Problem: A spherical hole of radius a suddenly forms in an incompressible fluid filling all space. Determine the time for the hole to be filled with fluid.

Subproblem: We think that the equation governing the boundary of the vacuum/hole/thingy R as a function of time t is
R*R'' + 3/2*(R')^2 = -P_0/rho
where P_0 is the pressure in the fluid at infinity (ambient pressure) and rho is the density. The RHS can also be written as -c^2, c being the speed of sound in the fluid. With this are the initial conditions
R'(0) = 0 (fluid initially at rest)
R(0) = a.
Note: It is certainly possible we messed up reasoning and/or algebra. If you're more interested in the physics, feel free to check these results. If you're just interested in the math, try to solve this equation or whatever corrected version someone else posts. I might post the derivation of the above equation after I work through it again.

The direct approach to this would be to solve the above ODE and invert it to find R(t1) = 0. In trying to do this I've found a 2-dimensional symmetry algebra and reduced it to a first-order equation, but I'm still struggling to solve that one.
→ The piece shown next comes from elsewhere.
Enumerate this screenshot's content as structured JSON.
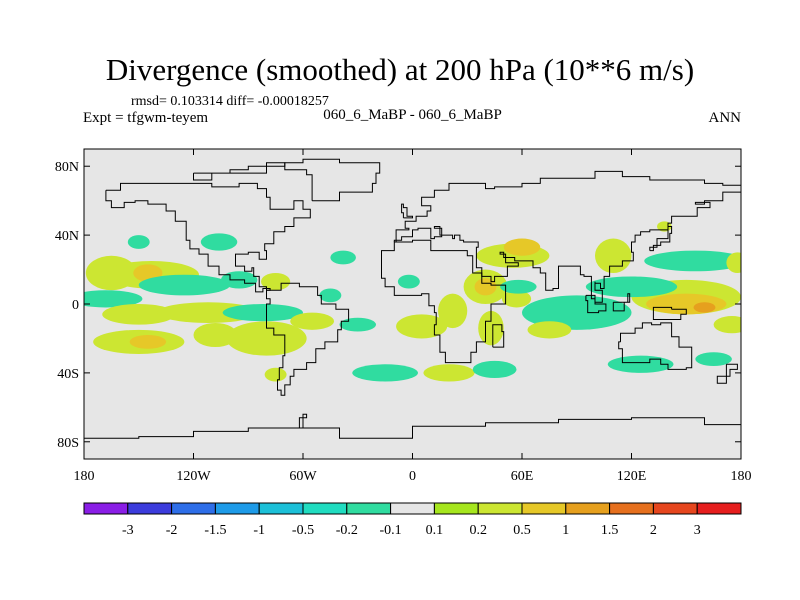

However, if someone can find an indirect approach that can get the time t1 for the hole to close *without* actually solving for R, you will earn my everlasting respect and 100 internets. That would be totally slick.  

[VorpalNeko]

Your differential equation is correct for an inviscid fluid of negligible surface tension. Starting with
[1] RR" + (3/2)R'² = -P/ρ
and applying the integration factor R²R' gives
[2] (d/dt)[ R³R'² ] = -2(P/ρ)R²R',
integrating which results in
[3] R'² = (2/3)(P/ρ)(a³/R³-1).
This is probably the first-order equation you're talking about. Substituting u = R³/a³ gets you Int_0^1[ u^{-1/6} (1-u)^{-1/2} du ] = Β(1/2,5/6). The end result is
[4] T = Β(1/2,5/6) (a/3) sqrt[ (3/2)(ρ/P) ],
where Β(x,y) is the beta function. If you pull all the constants together, you get about 0.9147.
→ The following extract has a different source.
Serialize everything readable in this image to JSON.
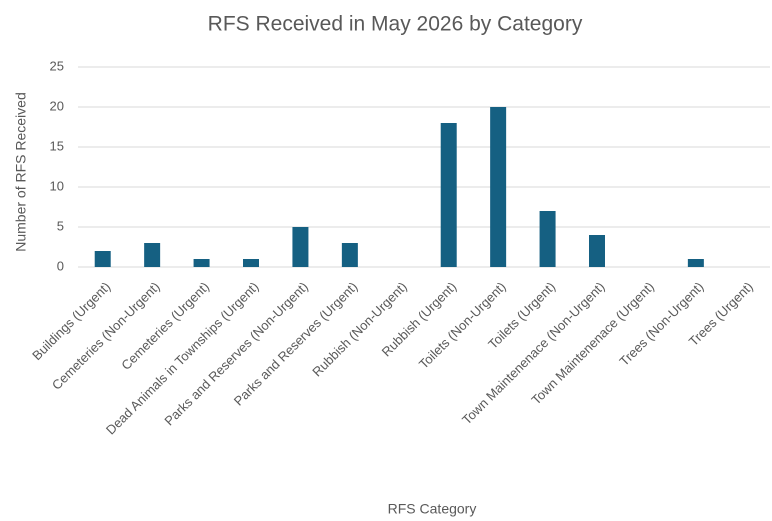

I wonder whether including Laplace pressure 2σ/R still gives a nice solution.  

[Swordmaster Dragon]

VorpalNeko

Your differential equation is correct for an inviscid fluid of negligible surface tension. Starting with
[1] RR" + (3/2)R'² = -P/ρ
and applying the integration factor R²R' gives
[2] (d/dt)[ R³R'² ] = -2(P/ρ)R²R',
integrating which results in
[3] R'² = (2/3)(P/ρ)(a³/R³-1).
This is probably the first-order equation you're talking about. Substituting u = R³/a³ gets you Int_0^1[ u^{-1/6} (1-u)^{-1/2} du ] = Β(1/2,5/6). The end result is
[4] T = Β(1/2,5/6) (a/3) sqrt[ (3/2)(ρ/P) ],
where Β(x,y) is the beta function. If you pull all the constants together, you get about 0.9147.

I wonder whether including Laplace pressure 2σ/R still gives a nice solution.

Heh, I had come to the same answer in a *much* more roundabout manner. I also hadn't thought about looking up possible representations for that integral. Since this is a problem from the second week of an intro fluids class, you're right to assume inviscid fluid with no surface tension xd

If anyone still wants to work on the problem, I think we'd be justified in adding a Laplace pressure. We could also try to find the velocity field in the rest of the fluid before the hole closes or track the pressure shockwave afterwards.

I think it's interesting that the final coefficient of 0.9 < 1 implies that at some point the boundary of the hole starts traveling faster than the speed of sound. Maybe we can try to figure out exactly when?